Part of that is accounted for by the huge rise in migration away from mainland China, which is forecast to lose 15,200 millionaires this year as Xi Jinping continues to exert tight control over the economy. There has been a significant increase in Canada’s Chinese community in recent years, notably in British Columbia. Vancouver has become one of the most desirable destinations in North America, growing by over a quarter of a million people in the past decade, with new businesses springing up everywhere and housing costs rocketing. 

Canada’s boom in the oil and metallurgical industries is also assisting the growth of homegrown millionaires, putting it in 9th place in the Top 15 wealthiest countries (W15) by the end of last year, with a millionaire population of 371,200. But the country may also be benefitting from the political uncertainty south of the border as we approach the US Presidential and Congressional elections in November. Whether Trump or Biden wins is probably not critical for high-net-worth individuals deciding where to base themselves. But the fear of political instability probably is. There is much pent-up suspicion on both sides of the political divide that their political rivals may try to steal the election. Even sober political analysts have conceded that this could degenerate into serious violence, echoing the events of 6 January 2021 when Trump supporters stormed the Capitol in Washington. Nonetheless, the USA remains by some distance home to the largest number of billionaires and centi-millionaires — nearly 800 of the former and 10,000 of the latter.

Scrapping of non-dom status accelerates UK’s millionaire drain 

Elections elsewhere have already had an impact on high-net-worth individuals’ choices. As it prepares for a snap poll on 4 July, the UK is facing losses of 9,500 millionaires, centi-millionaires, and billionaires this year, more than any other country except China. Brexit continues to exert a negative impact on travel and investment while the London Stock Exchange is slipping against its competitors in New York, Singapore, and even elsewhere in Europe. Negative headlines about the state of Britain’s aging infrastructure, notably its sewage, transport, and health systems, have not helped.

But it was the decision earlier this year of Conservative Chancellor Jeremy Hunt to appropriate a long-standing policy of the opposition Labour Party by abolishing the non-dom status which has unleashed some vocal criticisms among high-net-worth individuals. Interestingly, as the UK slips down the table, Italy, Switzerland, Greece, and Portugal, which have retained similar arrangements to the non-dom status, appear to have absorbed much of its millionaire exodus.

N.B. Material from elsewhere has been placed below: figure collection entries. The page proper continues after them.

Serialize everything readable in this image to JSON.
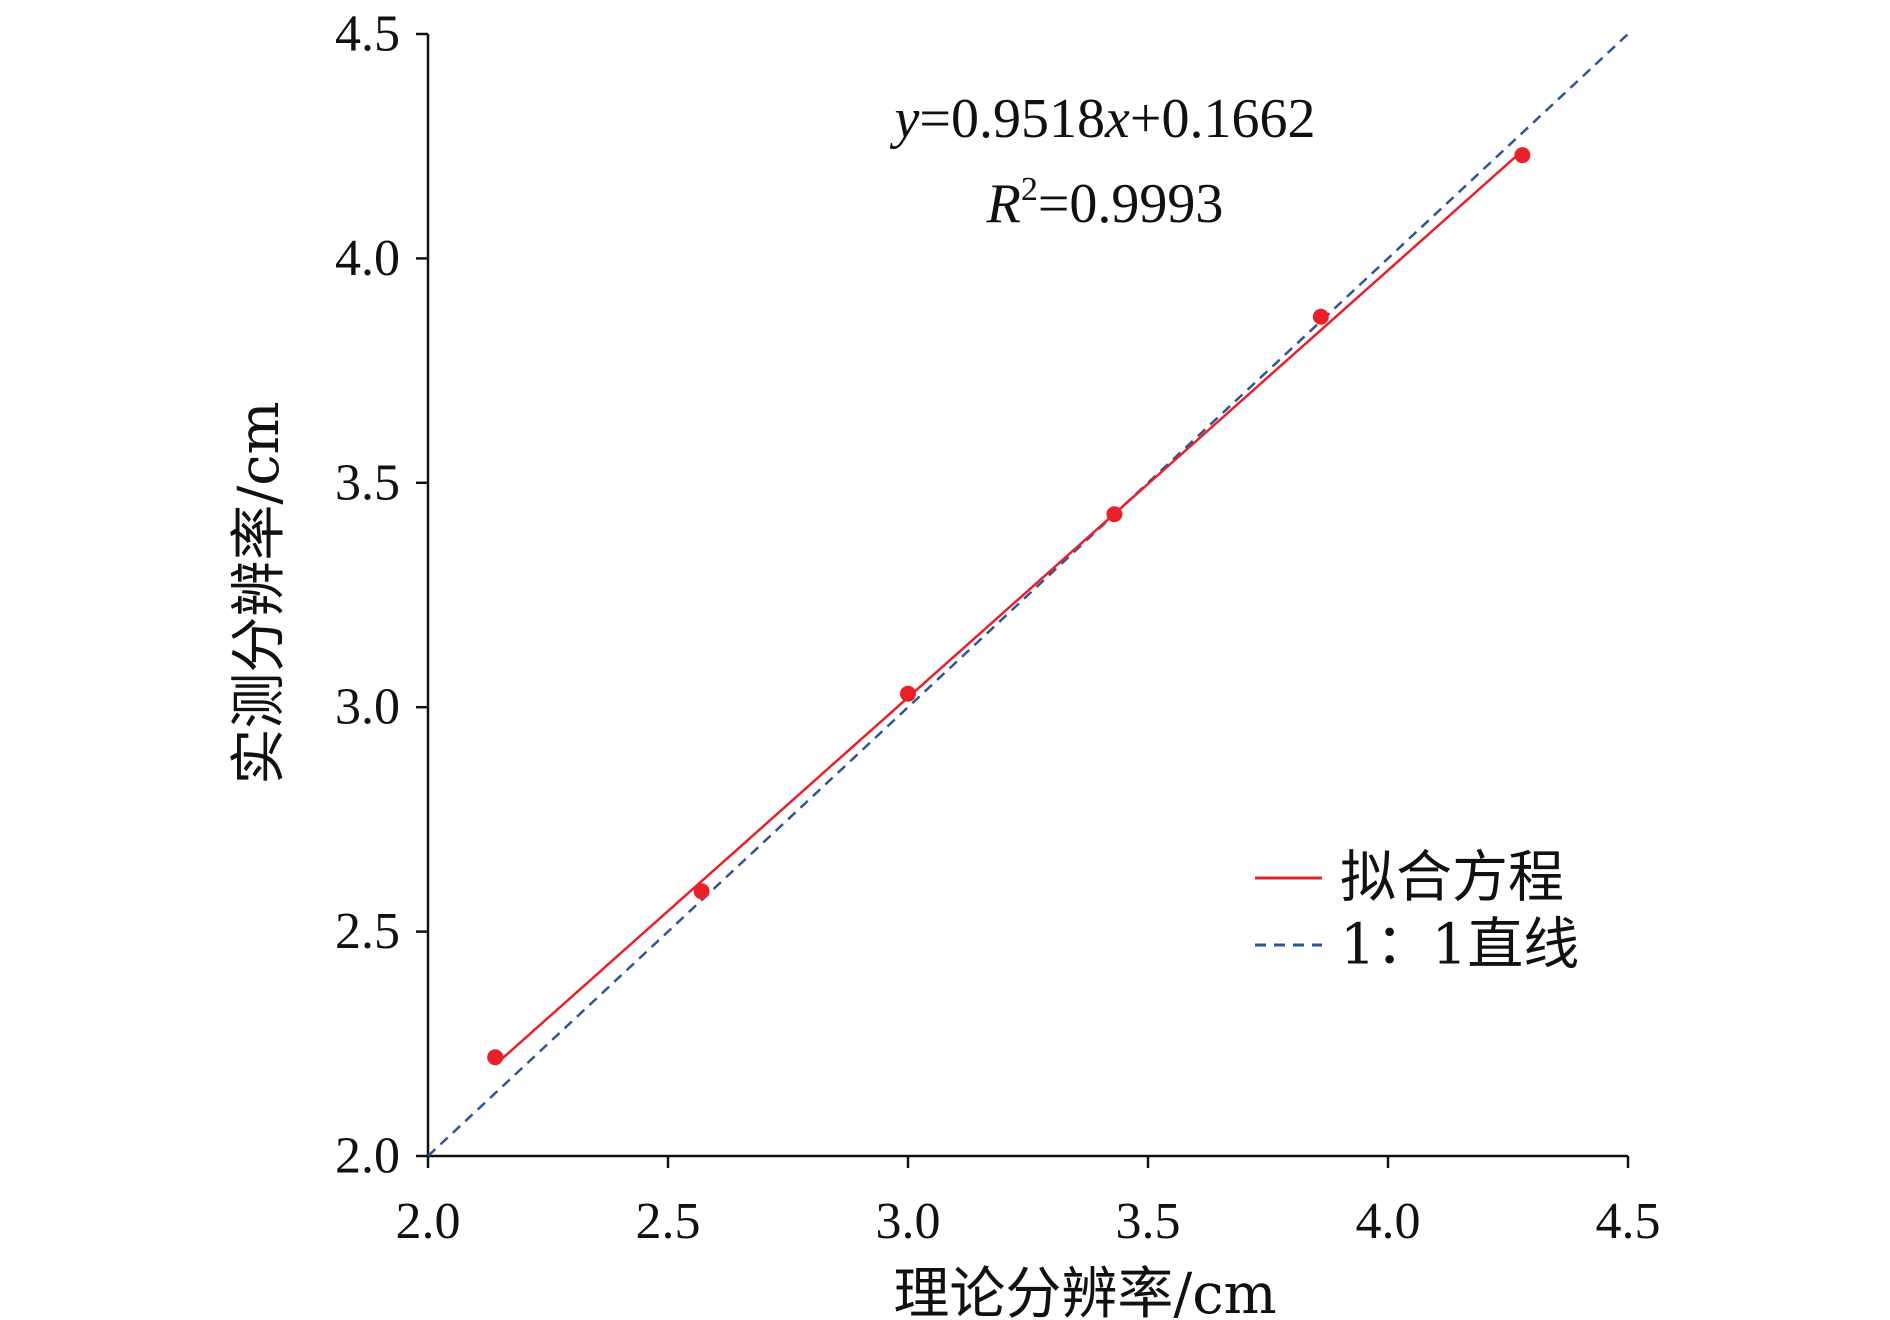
{
  "chart_data": {
    "type": "scatter",
    "xlabel": "理论分辨率/cm",
    "ylabel": "实测分辨率/cm",
    "xlim": [
      2.0,
      4.5
    ],
    "ylim": [
      2.0,
      4.5
    ],
    "xticks": [
      "2.0",
      "2.5",
      "3.0",
      "3.5",
      "4.0",
      "4.5"
    ],
    "yticks": [
      "2.0",
      "2.5",
      "3.0",
      "3.5",
      "4.0",
      "4.5"
    ],
    "grid": false,
    "legend_position": "right",
    "points": [
      {
        "x": 2.14,
        "y": 2.22
      },
      {
        "x": 2.57,
        "y": 2.59
      },
      {
        "x": 3.0,
        "y": 3.03
      },
      {
        "x": 3.43,
        "y": 3.43
      },
      {
        "x": 3.86,
        "y": 3.87
      },
      {
        "x": 4.28,
        "y": 4.23
      }
    ],
    "marker_color": "#e8202a",
    "series": [
      {
        "name": "拟合方程",
        "type": "line",
        "slope": 0.9518,
        "intercept": 0.1662,
        "x_range": [
          2.14,
          4.28
        ],
        "color": "#e8202a",
        "dash": "solid"
      },
      {
        "name": "1：1直线",
        "type": "line",
        "slope": 1,
        "intercept": 0,
        "x_range": [
          2.0,
          4.5
        ],
        "color": "#2f5597",
        "dash": "dashed"
      }
    ],
    "annotation": {
      "y_var": "y",
      "eq_mid": "=0.9518",
      "x_var": "x",
      "eq_tail": "+0.1662",
      "r_var": "R",
      "r_sup": "2",
      "r_tail": "=0.9993"
    }
  }
}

India’s millionaires head to Australia, USA, Canada

India, too, is witnessing a steady net outflow of millionaires but here the story is more positive. Opportunities for overseas investments are opening up for many wealthy Indians, especially in Australia and the USA. Canada is again an important destination although politics has intervened here after Ottawa accused Narendra Modi’s government of having ordered the murder of a prominent Sikh opposition activist on Canadian soil.

Figures detailing the growth of centi-millionaires and billionaires over the past decade confirm a broader economic pattern across the globe: the growth of Asia and the relative decline of Europe. China, India, South Korea, Singapore, and Vietnam have all registered a huge relative increase in their number of high-net-worth individuals — we can be confident this trade will continue as intra-Asian growth continues to spiral. Africa and South America are lagging behind but with 82,400 millionaires, Brazil has a sizable high-net-worth population.